投稿日:2010年12月27日 更新日:

 The Daily Beast に、美術品の密輸についての記事がありました。イタリアの古美術管理事情が垣間見えて面白いです。以下記事を全訳してみました。

<訳>
 ゲッティー美術館にある古代ギリシャの愛の女神像が、墓荒らしをするアートの密輸業者を交えた長い国際的闘争の末、イタリアに返還されました。

 アフロディテは、愛と官能の神かもしれませんが、ロサンジェルスにあるゲッティー美術館にとっては違法な古美術取引による悪のシンボルであり、美術館のイメージを数十年間汚し続けてきました。ゲッティーの巨大なアフロディテ像は、その起源を辿ることが出来ません。その彫像が1987年に1300ポンドの荷物として届けられて以来、起源は議論に包まれてました。美術館の自然保護論者のリーダーであるルイス・モンリールが取引に関して警告を発していたものの、ゲッティーはそれを記録的な高額で購入しました。けれどもそれは、来週、墓荒らしの裁判と国際的論争を含んだ長い主導権争いの末、イタリアに返還されます。
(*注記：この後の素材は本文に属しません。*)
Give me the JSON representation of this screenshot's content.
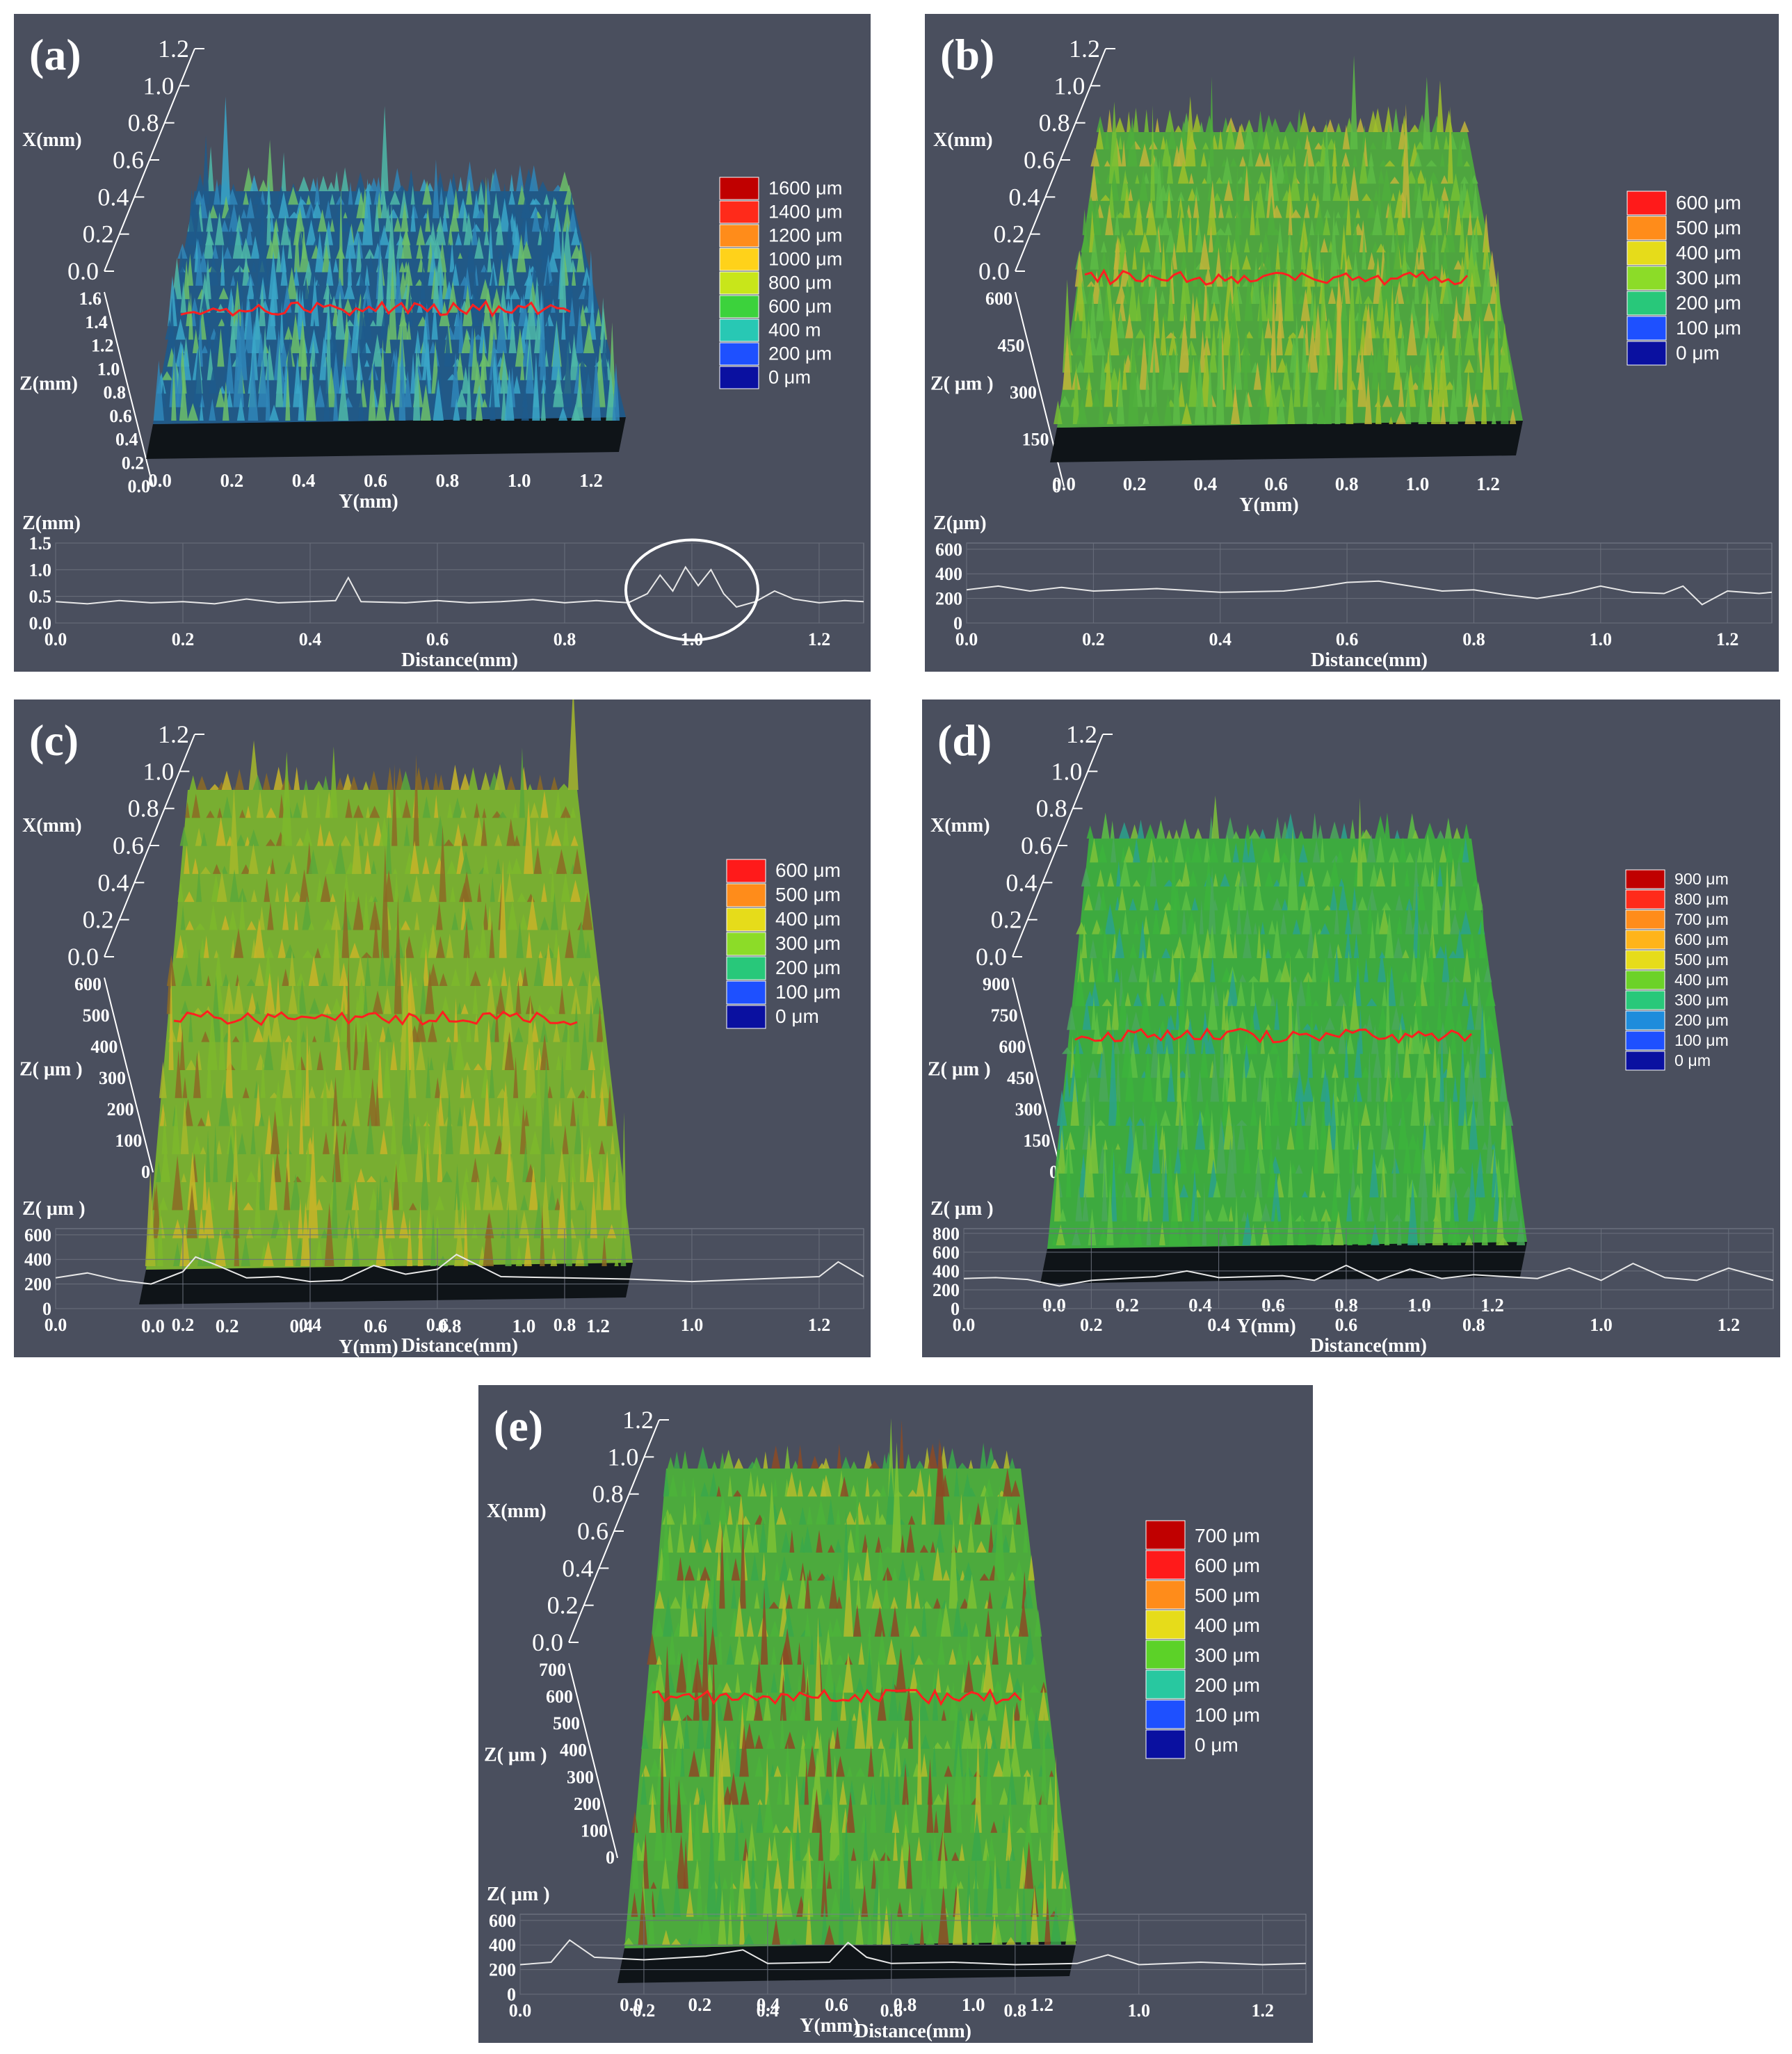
{
  "figure": {
    "panels": [
      {
        "id": "a",
        "label": "(a)",
        "x_axis_label": "X(mm)",
        "x_ticks": [
          "1.2",
          "1.0",
          "0.8",
          "0.6",
          "0.4",
          "0.2",
          "0.0"
        ],
        "z_axis_label": "Z(mm)",
        "z_ticks": [
          "1.6",
          "1.4",
          "1.2",
          "1.0",
          "0.8",
          "0.6",
          "0.4",
          "0.2",
          "0.0"
        ],
        "y_axis_label": "Y(mm)",
        "y_ticks": [
          "0.0",
          "0.2",
          "0.4",
          "0.6",
          "0.8",
          "1.0",
          "1.2"
        ],
        "legend": [
          "1600 μm",
          "1400 μm",
          "1200 μm",
          "1000 μm",
          "800 μm",
          "600 μm",
          "400   m",
          "200 μm",
          "0 μm"
        ],
        "legend_colors": [
          "#c00000",
          "#ff2a1a",
          "#ff8c1a",
          "#ffd21a",
          "#c8e61a",
          "#3cd23c",
          "#28c8b4",
          "#1e50ff",
          "#0a10a0"
        ],
        "surface_palette": [
          "#1d5a8c",
          "#2f86b8",
          "#3aa6c8",
          "#4db8a8",
          "#6cbf6a"
        ],
        "profile_axis_label": "Z(mm)",
        "profile_y_ticks": [
          "1.5",
          "1.0",
          "0.5",
          "0.0"
        ],
        "profile_x_ticks": [
          "0.0",
          "0.2",
          "0.4",
          "0.6",
          "0.8",
          "1.0",
          "1.2"
        ],
        "profile_x_label": "Distance(mm)",
        "profile_ylim": [
          0,
          1.5
        ],
        "profile_xlim": [
          0,
          1.27
        ],
        "profile_points": [
          [
            0,
            0.4
          ],
          [
            0.05,
            0.36
          ],
          [
            0.1,
            0.42
          ],
          [
            0.15,
            0.38
          ],
          [
            0.2,
            0.4
          ],
          [
            0.25,
            0.36
          ],
          [
            0.3,
            0.45
          ],
          [
            0.35,
            0.38
          ],
          [
            0.4,
            0.4
          ],
          [
            0.44,
            0.42
          ],
          [
            0.46,
            0.85
          ],
          [
            0.48,
            0.4
          ],
          [
            0.55,
            0.38
          ],
          [
            0.6,
            0.42
          ],
          [
            0.65,
            0.38
          ],
          [
            0.7,
            0.4
          ],
          [
            0.75,
            0.44
          ],
          [
            0.8,
            0.38
          ],
          [
            0.85,
            0.42
          ],
          [
            0.9,
            0.38
          ],
          [
            0.93,
            0.55
          ],
          [
            0.95,
            0.9
          ],
          [
            0.97,
            0.6
          ],
          [
            0.99,
            1.05
          ],
          [
            1.01,
            0.7
          ],
          [
            1.03,
            1.0
          ],
          [
            1.05,
            0.55
          ],
          [
            1.07,
            0.3
          ],
          [
            1.1,
            0.4
          ],
          [
            1.13,
            0.6
          ],
          [
            1.16,
            0.45
          ],
          [
            1.2,
            0.38
          ],
          [
            1.24,
            0.42
          ],
          [
            1.27,
            0.4
          ]
        ],
        "highlight_circle": true
      },
      {
        "id": "b",
        "label": "(b)",
        "x_axis_label": "X(mm)",
        "x_ticks": [
          "1.2",
          "1.0",
          "0.8",
          "0.6",
          "0.4",
          "0.2",
          "0.0"
        ],
        "z_axis_label": "Z( μm )",
        "z_ticks": [
          "600",
          "450",
          "300",
          "150",
          "0"
        ],
        "y_axis_label": "Y(mm)",
        "y_ticks": [
          "0.0",
          "0.2",
          "0.4",
          "0.6",
          "0.8",
          "1.0",
          "1.2"
        ],
        "legend": [
          "600 μm",
          "500 μm",
          "400 μm",
          "300 μm",
          "200 μm",
          "100 μm",
          "0 μm"
        ],
        "legend_colors": [
          "#ff1a1a",
          "#ff8c1a",
          "#e6dc1a",
          "#8cdc28",
          "#28c87a",
          "#1e50ff",
          "#0a10a0"
        ],
        "surface_palette": [
          "#4fae3c",
          "#76c034",
          "#9fbf2a",
          "#c2b43a",
          "#5dbb45"
        ],
        "profile_axis_label": "Z(μm)",
        "profile_y_ticks": [
          "600",
          "400",
          "200",
          "0"
        ],
        "profile_x_ticks": [
          "0.0",
          "0.2",
          "0.4",
          "0.6",
          "0.8",
          "1.0",
          "1.2"
        ],
        "profile_x_label": "Distance(mm)",
        "profile_ylim": [
          0,
          650
        ],
        "profile_xlim": [
          0,
          1.27
        ],
        "profile_points": [
          [
            0,
            270
          ],
          [
            0.05,
            300
          ],
          [
            0.1,
            260
          ],
          [
            0.15,
            290
          ],
          [
            0.2,
            260
          ],
          [
            0.3,
            280
          ],
          [
            0.4,
            250
          ],
          [
            0.5,
            260
          ],
          [
            0.55,
            290
          ],
          [
            0.6,
            330
          ],
          [
            0.65,
            340
          ],
          [
            0.7,
            300
          ],
          [
            0.75,
            260
          ],
          [
            0.8,
            270
          ],
          [
            0.85,
            230
          ],
          [
            0.9,
            200
          ],
          [
            0.95,
            240
          ],
          [
            1.0,
            300
          ],
          [
            1.05,
            250
          ],
          [
            1.1,
            240
          ],
          [
            1.13,
            300
          ],
          [
            1.16,
            150
          ],
          [
            1.2,
            260
          ],
          [
            1.25,
            240
          ],
          [
            1.27,
            250
          ]
        ],
        "highlight_circle": false
      },
      {
        "id": "c",
        "label": "(c)",
        "x_axis_label": "X(mm)",
        "x_ticks": [
          "1.2",
          "1.0",
          "0.8",
          "0.6",
          "0.4",
          "0.2",
          "0.0"
        ],
        "z_axis_label": "Z( μm )",
        "z_ticks": [
          "600",
          "500",
          "400",
          "300",
          "200",
          "100",
          "0"
        ],
        "y_axis_label": "Y(mm)",
        "y_ticks": [
          "0.0",
          "0.2",
          "0.4",
          "0.6",
          "0.8",
          "1.0",
          "1.2"
        ],
        "legend": [
          "600 μm",
          "500 μm",
          "400 μm",
          "300 μm",
          "200 μm",
          "100 μm",
          "0 μm"
        ],
        "legend_colors": [
          "#ff1a1a",
          "#ff8c1a",
          "#e6dc1a",
          "#8cdc28",
          "#28c87a",
          "#1e50ff",
          "#0a10a0"
        ],
        "surface_palette": [
          "#7db82c",
          "#a6b82a",
          "#c8b428",
          "#5aa83a",
          "#8c6a24"
        ],
        "profile_axis_label": "Z( μm )",
        "profile_y_ticks": [
          "600",
          "400",
          "200",
          "0"
        ],
        "profile_x_ticks": [
          "0.0",
          "0.2",
          "0.4",
          "0.6",
          "0.8",
          "1.0",
          "1.2"
        ],
        "profile_x_label": "Distance(mm)",
        "profile_ylim": [
          0,
          650
        ],
        "profile_xlim": [
          0,
          1.27
        ],
        "profile_points": [
          [
            0,
            250
          ],
          [
            0.05,
            290
          ],
          [
            0.1,
            230
          ],
          [
            0.15,
            200
          ],
          [
            0.2,
            300
          ],
          [
            0.22,
            420
          ],
          [
            0.25,
            360
          ],
          [
            0.3,
            250
          ],
          [
            0.35,
            260
          ],
          [
            0.4,
            220
          ],
          [
            0.45,
            230
          ],
          [
            0.5,
            350
          ],
          [
            0.55,
            280
          ],
          [
            0.6,
            320
          ],
          [
            0.63,
            440
          ],
          [
            0.7,
            260
          ],
          [
            0.8,
            250
          ],
          [
            0.9,
            240
          ],
          [
            1.0,
            220
          ],
          [
            1.1,
            240
          ],
          [
            1.2,
            260
          ],
          [
            1.23,
            380
          ],
          [
            1.27,
            260
          ]
        ],
        "highlight_circle": false
      },
      {
        "id": "d",
        "label": "(d)",
        "x_axis_label": "X(mm)",
        "x_ticks": [
          "1.2",
          "1.0",
          "0.8",
          "0.6",
          "0.4",
          "0.2",
          "0.0"
        ],
        "z_axis_label": "Z( μm )",
        "z_ticks": [
          "900",
          "750",
          "600",
          "450",
          "300",
          "150",
          "0"
        ],
        "y_axis_label": "Y(mm)",
        "y_ticks": [
          "0.0",
          "0.2",
          "0.4",
          "0.6",
          "0.8",
          "1.0",
          "1.2"
        ],
        "legend": [
          "900 μm",
          "800 μm",
          "700 μm",
          "600 μm",
          "500 μm",
          "400 μm",
          "300 μm",
          "200 μm",
          "100 μm",
          "0 μm"
        ],
        "legend_colors": [
          "#c00000",
          "#ff2a1a",
          "#ff8c1a",
          "#ffb41a",
          "#e6dc1a",
          "#6cd228",
          "#28c87a",
          "#1e8cdc",
          "#1e50ff",
          "#0a10a0"
        ],
        "surface_palette": [
          "#3cb43c",
          "#5cc044",
          "#2aa28c",
          "#7cc23a",
          "#4aa85a"
        ],
        "profile_axis_label": "Z( μm )",
        "profile_y_ticks": [
          "800",
          "600",
          "400",
          "200",
          "0"
        ],
        "profile_x_ticks": [
          "0.0",
          "0.2",
          "0.4",
          "0.6",
          "0.8",
          "1.0",
          "1.2"
        ],
        "profile_x_label": "Distance(mm)",
        "profile_ylim": [
          0,
          850
        ],
        "profile_xlim": [
          0,
          1.27
        ],
        "profile_points": [
          [
            0,
            320
          ],
          [
            0.05,
            330
          ],
          [
            0.1,
            310
          ],
          [
            0.15,
            240
          ],
          [
            0.2,
            300
          ],
          [
            0.3,
            340
          ],
          [
            0.35,
            400
          ],
          [
            0.4,
            330
          ],
          [
            0.5,
            350
          ],
          [
            0.55,
            300
          ],
          [
            0.6,
            460
          ],
          [
            0.65,
            300
          ],
          [
            0.7,
            420
          ],
          [
            0.75,
            320
          ],
          [
            0.8,
            360
          ],
          [
            0.9,
            320
          ],
          [
            0.95,
            430
          ],
          [
            1.0,
            300
          ],
          [
            1.05,
            480
          ],
          [
            1.1,
            330
          ],
          [
            1.15,
            300
          ],
          [
            1.2,
            430
          ],
          [
            1.27,
            300
          ]
        ],
        "highlight_circle": false
      },
      {
        "id": "e",
        "label": "(e)",
        "x_axis_label": "X(mm)",
        "x_ticks": [
          "1.2",
          "1.0",
          "0.8",
          "0.6",
          "0.4",
          "0.2",
          "0.0"
        ],
        "z_axis_label": "Z( μm )",
        "z_ticks": [
          "700",
          "600",
          "500",
          "400",
          "300",
          "200",
          "100",
          "0"
        ],
        "y_axis_label": "Y(mm)",
        "y_ticks": [
          "0.0",
          "0.2",
          "0.4",
          "0.6",
          "0.8",
          "1.0",
          "1.2"
        ],
        "legend": [
          "700 μm",
          "600 μm",
          "500 μm",
          "400 μm",
          "300 μm",
          "200 μm",
          "100 μm",
          "0 μm"
        ],
        "legend_colors": [
          "#c00000",
          "#ff1a1a",
          "#ff8c1a",
          "#e6dc1a",
          "#5cd228",
          "#28c8a0",
          "#1e50ff",
          "#0a10a0"
        ],
        "surface_palette": [
          "#4cb43a",
          "#7cc234",
          "#b4bc2c",
          "#3aa84a",
          "#8c4a24"
        ],
        "profile_axis_label": "Z( μm )",
        "profile_y_ticks": [
          "600",
          "400",
          "200",
          "0"
        ],
        "profile_x_ticks": [
          "0.0",
          "0.2",
          "0.4",
          "0.6",
          "0.8",
          "1.0",
          "1.2"
        ],
        "profile_x_label": "Distance(mm)",
        "profile_ylim": [
          0,
          650
        ],
        "profile_xlim": [
          0,
          1.27
        ],
        "profile_points": [
          [
            0,
            240
          ],
          [
            0.05,
            260
          ],
          [
            0.08,
            440
          ],
          [
            0.12,
            300
          ],
          [
            0.2,
            280
          ],
          [
            0.3,
            310
          ],
          [
            0.36,
            360
          ],
          [
            0.4,
            250
          ],
          [
            0.5,
            260
          ],
          [
            0.53,
            420
          ],
          [
            0.56,
            300
          ],
          [
            0.6,
            250
          ],
          [
            0.7,
            260
          ],
          [
            0.8,
            240
          ],
          [
            0.9,
            250
          ],
          [
            0.95,
            320
          ],
          [
            1.0,
            240
          ],
          [
            1.1,
            260
          ],
          [
            1.2,
            240
          ],
          [
            1.27,
            250
          ]
        ],
        "highlight_circle": false
      }
    ]
  }
}
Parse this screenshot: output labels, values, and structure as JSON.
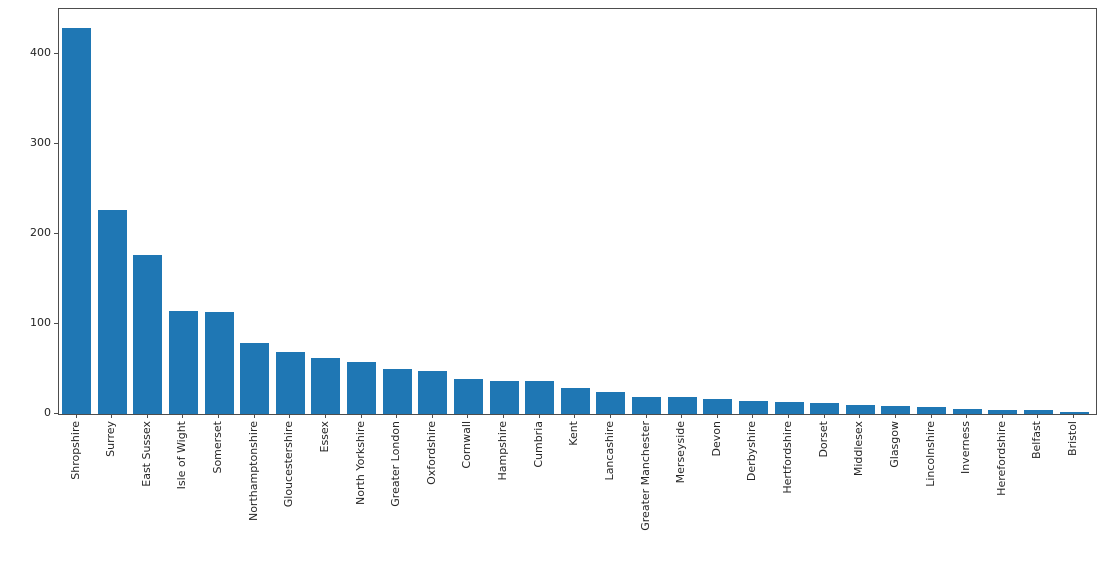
{
  "chart_data": {
    "type": "bar",
    "title": "",
    "xlabel": "",
    "ylabel": "",
    "categories": [
      "Shropshire",
      "Surrey",
      "East Sussex",
      "Isle of Wight",
      "Somerset",
      "Northamptonshire",
      "Gloucestershire",
      "Essex",
      "North Yorkshire",
      "Greater London",
      "Oxfordshire",
      "Cornwall",
      "Hampshire",
      "Cumbria",
      "Kent",
      "Lancashire",
      "Greater Manchester",
      "Merseyside",
      "Devon",
      "Derbyshire",
      "Hertfordshire",
      "Dorset",
      "Middlesex",
      "Glasgow",
      "Lincolnshire",
      "Inverness",
      "Herefordshire",
      "Belfast",
      "Bristol"
    ],
    "values": [
      429,
      227,
      177,
      114,
      113,
      79,
      69,
      62,
      58,
      50,
      48,
      39,
      37,
      37,
      29,
      24,
      19,
      19,
      17,
      14,
      13,
      12,
      10,
      9,
      8,
      6,
      5,
      4,
      2
    ],
    "yticks": [
      0,
      100,
      200,
      300,
      400
    ],
    "ylim": [
      0,
      450
    ],
    "grid": false,
    "legend": null,
    "bar_color": "#1f77b4",
    "x_label_rotation_deg": 90
  },
  "figure_style": {
    "background_color": "#ffffff",
    "spine_color": "#4d4d4d",
    "text_color": "#262626"
  }
}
 23年前、モンリールは、美術館の当時のキュレーター、マリオン・トゥルーとの会話から、BC5世紀につくられたとされているそのアフロディテは、スイスの個人コレクションの一部では無かったと疑いはじめました。トゥルーによると、彼女の知人であるロンドンのアートディーラー、ロビン・シムスは、”イタリア政府は、1939年以降、古美術品に対して政府の許可無しの移動を許していますが、アフロディテは、それよりもずっと前にスーパーマーケットの有力な経営者がコレクションの一部として獲得したものです。”と保証したということです。
 現在ジュネーブのAga Kahn Trust for Cultureのディレクターをしているモンリールは、”アフロディテの彫刻されたチューニックのひだの中にあった土から、彼(シムス)は事件に関わりがあると分かった。”と、ディリービーストに対し真実を語りました。彼にとってその土は、事件のかすかな手がかりであり、トゥルーが言ったように、アフロディテは個人の倉庫で発見されたのではないことを意味していました。土は、モンリールが知り得た新しい真実の断面とともに、墓荒らしか、考古学者ではない人間が、最近古い墓からこの彫像を引っ張り出してきたという秘密を漏らすサインとなりました。
 
 アフロディテの購入は、本物であることを立証するため1年かかりました。美術館と美術商は、その彫像が本当にアフロディテか他のギリシャの女神なのか議論していましたが、モンリールは、”本当に疑うべきことは、高値がつくブラックマーケット経由で国外に密輸された1000にも及ぶイタリアの古代美術品の密売の一部であるかどうかだ”と主張しました。国境の検問を通り抜ける時、彫像は棺の中や貨物の中に隠されていました。飛行機テロリズムで検査が厳しくなる以前のことです。小さな美術品は、高額な使い走りによって、手荷物にして簡単に運び出されました。密輸された後にメトロポリタン美術館に売却されたある有名な壺は、実際、トランスワールド航空のファーストクラスで旅行しています。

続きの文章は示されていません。